In trust administration, FBO is an acronym that means “for the benefit of.” A trust with FBO in the title simply means that the trust is for the benefit of a named beneficiary. As a matter of standard industry practice, trusts that have FBO in the title are irrevocable trusts with beneficiaries who cannot change.
Locate the trust tax identification number. If the trust has not been assigned a tax identification number, complete the online application on the IRS website to obtain a new number. An irrevocable trust is a taxpayer with a unique taxpayer identification number.
Obtain a copy of the Form 1041 instructions from the IRS website.
Obtain a copy of tax return Form 1041 from the IRS website.

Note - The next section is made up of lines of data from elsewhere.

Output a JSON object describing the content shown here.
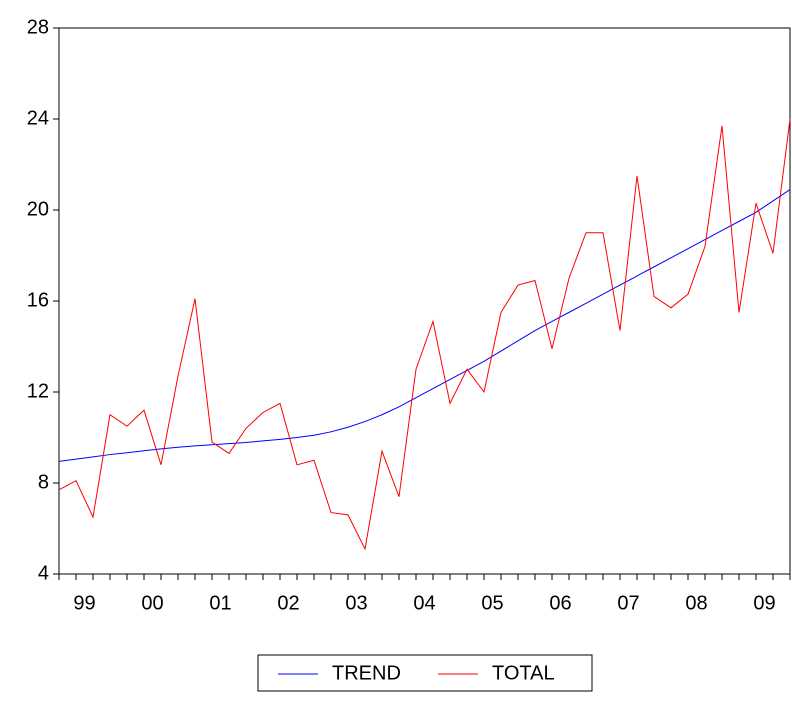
{
  "chart_data": {
    "type": "line",
    "categories": [
      null,
      "99",
      null,
      null,
      null,
      "00",
      null,
      null,
      null,
      "01",
      null,
      null,
      null,
      "02",
      null,
      null,
      null,
      "03",
      null,
      null,
      null,
      "04",
      null,
      null,
      null,
      "05",
      null,
      null,
      null,
      "06",
      null,
      null,
      null,
      "07",
      null,
      null,
      null,
      "08",
      null,
      null,
      null,
      "09",
      null,
      null
    ],
    "series": [
      {
        "name": "TREND",
        "color": "#0000ff",
        "values": [
          8.95,
          9.05,
          9.15,
          9.25,
          9.33,
          9.42,
          9.5,
          9.57,
          9.63,
          9.68,
          9.73,
          9.78,
          9.85,
          9.92,
          10.0,
          10.1,
          10.25,
          10.45,
          10.7,
          11.0,
          11.35,
          11.75,
          12.15,
          12.55,
          12.95,
          13.35,
          13.8,
          14.25,
          14.7,
          15.1,
          15.5,
          15.9,
          16.3,
          16.7,
          17.1,
          17.5,
          17.9,
          18.3,
          18.7,
          19.1,
          19.5,
          19.9,
          20.4,
          20.9
        ]
      },
      {
        "name": "TOTAL",
        "color": "#ff0000",
        "values": [
          7.7,
          8.1,
          6.5,
          11.0,
          10.5,
          11.2,
          8.8,
          12.7,
          16.1,
          9.8,
          9.3,
          10.4,
          11.1,
          11.5,
          8.8,
          9.0,
          6.7,
          6.6,
          5.1,
          9.4,
          7.4,
          13.0,
          15.1,
          11.5,
          13.0,
          12.0,
          15.5,
          16.7,
          16.9,
          13.9,
          17.0,
          19.0,
          19.0,
          14.7,
          21.5,
          16.2,
          15.7,
          16.3,
          18.4,
          23.7,
          15.5,
          20.3,
          18.1,
          24.0
        ]
      }
    ],
    "ylim": [
      4,
      28
    ],
    "yticks": [
      4,
      8,
      12,
      16,
      20,
      24,
      28
    ],
    "grid": false,
    "legend": "bottom"
  }
}
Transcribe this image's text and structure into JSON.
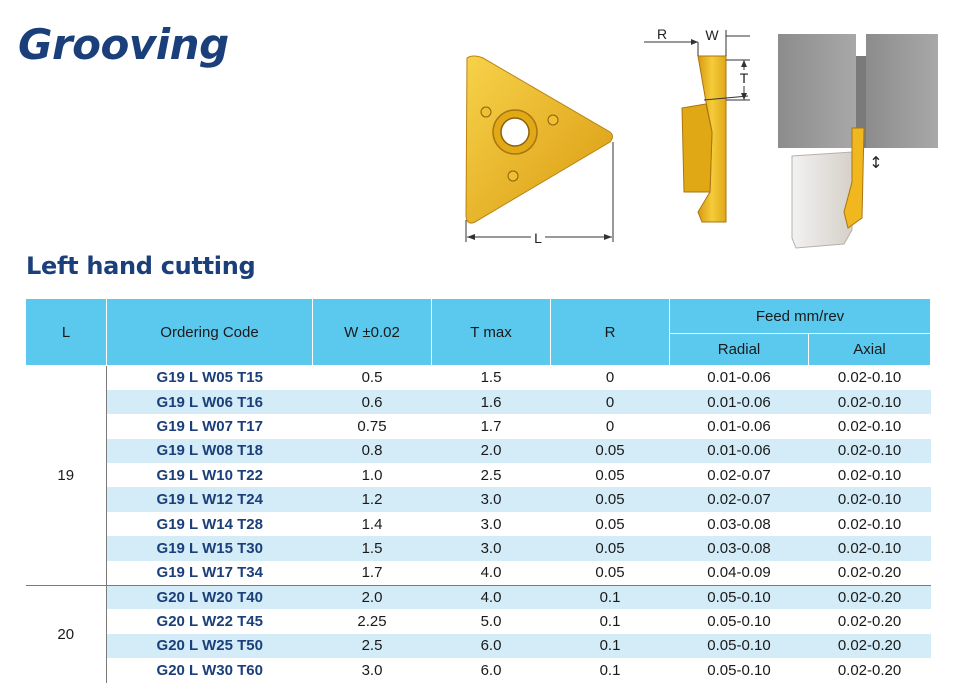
{
  "page": {
    "title": "Grooving",
    "subtitle": "Left hand cutting"
  },
  "diagrams": {
    "insert": {
      "dim_l": "L"
    },
    "profile": {
      "dim_r": "R",
      "dim_w": "W",
      "dim_t": "T"
    },
    "setup": {
      "feed_arrow": "↕"
    }
  },
  "colors": {
    "heading": "#1b3f7a",
    "header_bg": "#5bc8ee",
    "row_alt_bg": "#d4ecf7",
    "insert_gold": "#f0b81e"
  },
  "table": {
    "headers": {
      "l": "L",
      "ordering_code": "Ordering Code",
      "w": "W ±0.02",
      "tmax": "T max",
      "r": "R",
      "feed": "Feed mm/rev",
      "radial": "Radial",
      "axial": "Axial"
    },
    "groups": [
      {
        "l": "19",
        "rows": [
          {
            "code": "G19 L W05 T15",
            "w": "0.5",
            "t": "1.5",
            "r": "0",
            "radial": "0.01-0.06",
            "axial": "0.02-0.10"
          },
          {
            "code": "G19 L W06 T16",
            "w": "0.6",
            "t": "1.6",
            "r": "0",
            "radial": "0.01-0.06",
            "axial": "0.02-0.10"
          },
          {
            "code": "G19 L W07 T17",
            "w": "0.75",
            "t": "1.7",
            "r": "0",
            "radial": "0.01-0.06",
            "axial": "0.02-0.10"
          },
          {
            "code": "G19 L W08 T18",
            "w": "0.8",
            "t": "2.0",
            "r": "0.05",
            "radial": "0.01-0.06",
            "axial": "0.02-0.10"
          },
          {
            "code": "G19 L W10 T22",
            "w": "1.0",
            "t": "2.5",
            "r": "0.05",
            "radial": "0.02-0.07",
            "axial": "0.02-0.10"
          },
          {
            "code": "G19 L W12 T24",
            "w": "1.2",
            "t": "3.0",
            "r": "0.05",
            "radial": "0.02-0.07",
            "axial": "0.02-0.10"
          },
          {
            "code": "G19 L W14 T28",
            "w": "1.4",
            "t": "3.0",
            "r": "0.05",
            "radial": "0.03-0.08",
            "axial": "0.02-0.10"
          },
          {
            "code": "G19 L W15 T30",
            "w": "1.5",
            "t": "3.0",
            "r": "0.05",
            "radial": "0.03-0.08",
            "axial": "0.02-0.10"
          },
          {
            "code": "G19 L W17 T34",
            "w": "1.7",
            "t": "4.0",
            "r": "0.05",
            "radial": "0.04-0.09",
            "axial": "0.02-0.20"
          }
        ]
      },
      {
        "l": "20",
        "rows": [
          {
            "code": "G20 L W20 T40",
            "w": "2.0",
            "t": "4.0",
            "r": "0.1",
            "radial": "0.05-0.10",
            "axial": "0.02-0.20"
          },
          {
            "code": "G20 L W22 T45",
            "w": "2.25",
            "t": "5.0",
            "r": "0.1",
            "radial": "0.05-0.10",
            "axial": "0.02-0.20"
          },
          {
            "code": "G20 L W25 T50",
            "w": "2.5",
            "t": "6.0",
            "r": "0.1",
            "radial": "0.05-0.10",
            "axial": "0.02-0.20"
          },
          {
            "code": "G20 L W30 T60",
            "w": "3.0",
            "t": "6.0",
            "r": "0.1",
            "radial": "0.05-0.10",
            "axial": "0.02-0.20"
          }
        ]
      }
    ]
  }
}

Collect all statements, IRS Form 1099s and all pertinent tax information from trust investment income. This will include dividends, interest, real estate rental income and partnership income, along with any and all sources of income the irrevocable trust earned during the previous tax year. The tax information from all sources totals into a whole, which completes the income earned portion of the Form 1041.
Review the trust transactions for allowable deductions. As a taxpayer, an irrevocable trust is entitled to certain deductions to reduce the tax payable by the trust. Items such as investment management expenses, trustee fee expenses, lawyer fees for the trust and real estate expenses are all allowable tax deductions. The Internal Revenue Code also allows deductions for certain types of charitable expenses, if the trust makes gifts or distributions to charity.
Complete the return with the income and deduction information. Ensure that IRS instructions are followed exactly as written.
Mail tax information form Schedule K-1 (Form 1041) to the trust beneficiaries.
Electronically file the return, if possible. The IRS requires electronic filing of tax return Form 1041, unless there are extenuating circumstances.
Completing a Form 1041 is a complicated process, as the form and instructions for completion are long and cumbersome. A trustee without experience in tax law and preparation would be wise to outsource preparation of Form 1041 to a tax professional. Trust tax laws are constantly changing, and a tax professional will have the most current software to complete and file the return.
When the trust completes its tax return Form 1041, IRS Schedule K-1 generates to beneficiaries who have received money or assets from the trust. The beneficiaries, in turn, use the Schedule K-1 to file any personal federal and state income tax that may be due. Since the beneficiaries cannot file personal income tax returns until the trust return is completed, it is critical to complete Form 1041 as soon as possible. Beneficiaries tend to get very upset if they do not receive timely tax forms from a trust.